Continuando, per il momento, con i miei progetti formali di ricerca, dal mio periodo di formazione a Modena (1987-1989), oggi vado a riesaminare e vi propongo una mia ricerca su un ipotetico coupé sportivo di lusso.
Siamo sempre verso la fine degli anni 80 e, all’epoca, il mio ideale per questo genere di auto, non poteva essere che la Lamborghini Espada (vedi – link), una delle più geniali intuizioni di Ferruccio Lamborghini, magistralmente interpretata da Bertone, grazie alla matita di Marcello Gandini.
COME EVOLVERE UN CAPOLAVORO: DALLA ESPADA ALLA “TORNADO”
Senza alcun dubbio, la Lamborghini Espada resta ancora oggi un esempio assoluto, un concetto davvero innovativo che, di fatto, non é mai stato davvero superato dai tempi.Evolvere un tale capolavoro in chiave moderna non era certo facile ma, proprio per questo la sfida mi intriGava parecchio.
Ecco dunque che, partendo dall’ottimo concetto di base, tentai di estremizzarlo ed evolverlo al massimo.
La silhoette principale divenne così ancora più filante e tesa, quasi esasperatamente tesa: il parabrezza ancora più inclinato, il musetto ancora più basso, con fari carenati o, in alternativa a scomparsa (siamo alla fine degli anni 80); mentre il posteriore si faceva ancora più possente e voluminoso, sia per garantire un’ancora migliore scia aerodinamica, sia anche per favorire al massimmo i volumi interni.
In questo modo, senza alcun dubbio, era garantito un capace bagagliaio posteriore (il motore é anteriore, come sulla Espada, ovviamente) e pure un adeguato spazio per le teste dei passeggeri sul divanetto posteriore.
L’unica criticità vera di un’architettura di questo genere, resta senz’altro la visibilitá posteriore.

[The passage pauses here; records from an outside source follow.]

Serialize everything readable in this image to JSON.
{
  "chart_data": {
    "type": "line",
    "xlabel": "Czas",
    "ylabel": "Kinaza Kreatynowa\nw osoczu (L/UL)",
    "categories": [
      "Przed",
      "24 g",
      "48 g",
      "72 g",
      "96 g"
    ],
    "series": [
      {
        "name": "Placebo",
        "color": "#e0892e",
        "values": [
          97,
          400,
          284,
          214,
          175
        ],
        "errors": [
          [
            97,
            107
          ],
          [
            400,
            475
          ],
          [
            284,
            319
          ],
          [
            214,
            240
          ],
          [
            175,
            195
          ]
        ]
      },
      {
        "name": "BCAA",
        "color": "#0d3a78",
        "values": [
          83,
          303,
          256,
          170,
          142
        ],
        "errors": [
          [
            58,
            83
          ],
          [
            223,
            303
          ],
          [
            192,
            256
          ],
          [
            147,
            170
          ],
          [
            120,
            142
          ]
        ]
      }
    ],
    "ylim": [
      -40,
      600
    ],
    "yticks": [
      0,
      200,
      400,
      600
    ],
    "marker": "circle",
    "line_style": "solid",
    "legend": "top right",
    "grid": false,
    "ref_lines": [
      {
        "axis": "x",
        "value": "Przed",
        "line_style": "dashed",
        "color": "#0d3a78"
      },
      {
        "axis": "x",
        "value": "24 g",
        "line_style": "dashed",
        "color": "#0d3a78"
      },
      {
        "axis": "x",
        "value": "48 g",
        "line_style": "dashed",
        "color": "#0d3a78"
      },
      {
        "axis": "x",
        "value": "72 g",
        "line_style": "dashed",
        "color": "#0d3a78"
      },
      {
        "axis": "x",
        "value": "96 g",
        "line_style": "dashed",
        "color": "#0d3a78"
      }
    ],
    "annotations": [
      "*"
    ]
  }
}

Infatti, già sull’Espada il problema era sentito, ed era stato brillantemente risolto con un lunotto aggiuntivo verticale, nello specchio di coda.
SOLUZIONI GENIALI ED ESTREME, ANCORA OGGI D’ATTUALITÁ
Una soluzione geniale che anche la mia “Tornado” riprende, evolvendola. Infatti, tutta la zona posteriore é generosamente provvista di superfici vetrate: lunotto molto inclinato che finisce con uno spoiler aerodinamico, l’ulteriore lunotto verticale e anche una serie di finestrini laterali, all’interno dei quali sono “annegati” i montanti strutturali del tetto (telaio). Una soluzione all’epoca molto all’avanguardia, che favorisce sia l’aerodinamica, sia l’estetica (oltre alla migliore visibilitá) e che oggi é una pratica quasi comune.Il posteriore molto alto, pensai poi di “alleggerirlo” visivamente grazie ad una fanaleria orizzontale, che divide otticamente in due lo specchio di coda, oltre ad un paraurto (bumper), piuttosto alto e scavato inferiormente, per ricavarne un grande scivolo estrattore dal fondo vettura.
Soluzioni certo estreme che però anche ci stanno su una Lamborghini e soprattutto, che evolvevano un concetto che io credo sia ancora oggi attuale, cioé quello del coupé estremo, aerodinamico, ma spazioso per 4 passeggeri e con un discreto bagagliaio. Un concetto che non credo affatto sia invecchiato più di tanto, se non per quanto riguarda l’altezza del tetto da terra, che oggi forse considererei un pò più generosa.